Republik Vanuatu kembali mengusik Indonesia soal masalah pelanggaran HAM Papua di Sidang Umum PBB. Indonesia pun mempertanyakan sikap Vanuatu yang diam saja atas pembantaian terhadap guru dan tenaga kesehatan (nakes) oleh KKB di Papua.

Pernyataan itu disampaikan langsung oleh Sekretaris Ketiga Perwakilan Tetap RI New York, Sindy Nur Fitry. Jawaban ini merupakan tanggapan atas pernyataan Perdana Menteri Republik Vanuatu Bob Loughman yang meminta Komisaris HAM PBB datang mengecek kondisi di Papua Barat.

Sindy Nur Fitry mengatakan bahwa Vanuatu terus mengusik kedaulatan negara lain. Padahal, menurutnya, tudingan Vanuatu itu tidak berdasar.

"Saya terkejut bahwa Vanuatu terus-menerus menggunakan forum yang mulia ini untuk mengusik kedaulatan dan integritas wilayah negara lain. Serta terus melakukan agresi dengan maksud tercela dan motif politik untuk melawan Indonesia," kata Sindy dalam Sidang Umum PBB, seperti dilihat dari Channel YouTube Kemenlu, Minggu (26/9/2021).

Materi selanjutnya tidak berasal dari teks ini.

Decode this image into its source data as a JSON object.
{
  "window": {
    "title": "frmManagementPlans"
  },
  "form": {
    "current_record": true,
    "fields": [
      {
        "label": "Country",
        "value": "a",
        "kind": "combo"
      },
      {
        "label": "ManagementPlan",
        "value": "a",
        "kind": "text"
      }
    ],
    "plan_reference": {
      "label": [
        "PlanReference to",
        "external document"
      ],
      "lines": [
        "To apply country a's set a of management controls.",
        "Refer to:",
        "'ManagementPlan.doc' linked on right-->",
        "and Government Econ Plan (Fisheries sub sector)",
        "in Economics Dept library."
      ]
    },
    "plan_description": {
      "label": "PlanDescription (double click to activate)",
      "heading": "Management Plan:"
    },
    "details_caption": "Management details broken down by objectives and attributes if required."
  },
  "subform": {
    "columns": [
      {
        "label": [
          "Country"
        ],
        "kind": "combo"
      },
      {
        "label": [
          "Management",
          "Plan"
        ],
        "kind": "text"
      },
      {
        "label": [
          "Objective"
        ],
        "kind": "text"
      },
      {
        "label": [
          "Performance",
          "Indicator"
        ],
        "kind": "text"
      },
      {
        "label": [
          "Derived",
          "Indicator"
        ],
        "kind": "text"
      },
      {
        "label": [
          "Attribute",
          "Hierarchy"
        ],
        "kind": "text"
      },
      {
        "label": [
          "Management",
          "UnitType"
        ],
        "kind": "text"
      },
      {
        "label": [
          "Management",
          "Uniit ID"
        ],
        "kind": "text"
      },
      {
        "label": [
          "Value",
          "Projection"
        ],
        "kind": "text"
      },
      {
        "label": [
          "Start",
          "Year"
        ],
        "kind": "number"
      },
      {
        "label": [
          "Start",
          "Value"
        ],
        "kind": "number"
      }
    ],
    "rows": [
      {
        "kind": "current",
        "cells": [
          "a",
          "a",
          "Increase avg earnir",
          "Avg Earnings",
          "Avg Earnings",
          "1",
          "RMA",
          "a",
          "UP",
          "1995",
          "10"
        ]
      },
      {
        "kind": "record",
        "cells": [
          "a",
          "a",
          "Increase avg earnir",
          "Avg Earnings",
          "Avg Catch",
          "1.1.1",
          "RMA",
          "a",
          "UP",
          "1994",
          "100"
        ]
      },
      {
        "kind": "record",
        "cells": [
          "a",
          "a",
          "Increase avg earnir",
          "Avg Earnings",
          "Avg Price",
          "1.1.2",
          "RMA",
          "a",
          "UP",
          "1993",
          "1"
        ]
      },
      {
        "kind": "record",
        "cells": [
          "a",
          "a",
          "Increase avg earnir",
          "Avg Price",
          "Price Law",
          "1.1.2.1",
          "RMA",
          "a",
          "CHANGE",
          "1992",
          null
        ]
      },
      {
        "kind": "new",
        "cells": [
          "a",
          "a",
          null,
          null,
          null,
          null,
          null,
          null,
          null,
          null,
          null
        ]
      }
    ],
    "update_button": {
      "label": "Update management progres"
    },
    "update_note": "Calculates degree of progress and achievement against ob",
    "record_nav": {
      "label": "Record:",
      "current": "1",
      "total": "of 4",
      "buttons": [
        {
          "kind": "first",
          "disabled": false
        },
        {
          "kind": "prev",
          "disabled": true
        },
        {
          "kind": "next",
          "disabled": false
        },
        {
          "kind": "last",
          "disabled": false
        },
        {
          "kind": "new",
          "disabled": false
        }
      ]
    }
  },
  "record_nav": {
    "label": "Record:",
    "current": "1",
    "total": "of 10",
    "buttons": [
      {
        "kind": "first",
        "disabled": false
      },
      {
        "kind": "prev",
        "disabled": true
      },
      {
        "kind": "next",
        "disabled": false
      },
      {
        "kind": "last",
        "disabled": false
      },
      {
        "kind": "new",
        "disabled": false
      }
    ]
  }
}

Sindy mengatakan Vanuatu hanya berpura-pura peduli pada isu-isu HAM. Namun, Vanuatu justru menutup mata atas tindakan teror kelompok kriminal bersenjata.

"Vanuatu berupaya mengesankan diri, seolah-olah negara ini 'peduli' terhadap isu-isu HAM. Pada kenyataannya, HAM versi mereka diputarbalikkan. Dan sama sekali abai terhadap tindak teror keji serta tidak manusiawi yang dilakukan oleh kelompok kriminal separatis bersenjata (KKB)," kata Sindy.

"Vanuatu secara sengaja menutup mata ketika kelompok kriminal separatis bersenjata ini membunuh para perawat, tenaga kesehatan, guru, pekerja konstruksi dan aparat penegak hukum," sambungnya.

Sindy juga mempertanyakan mengapa Vanuatu diam ketika guru dibantai oleh KKB. "Ketika para guru dibantai tanpa belas kasihan, mengapa Vanuatu memilih diam?" katanya.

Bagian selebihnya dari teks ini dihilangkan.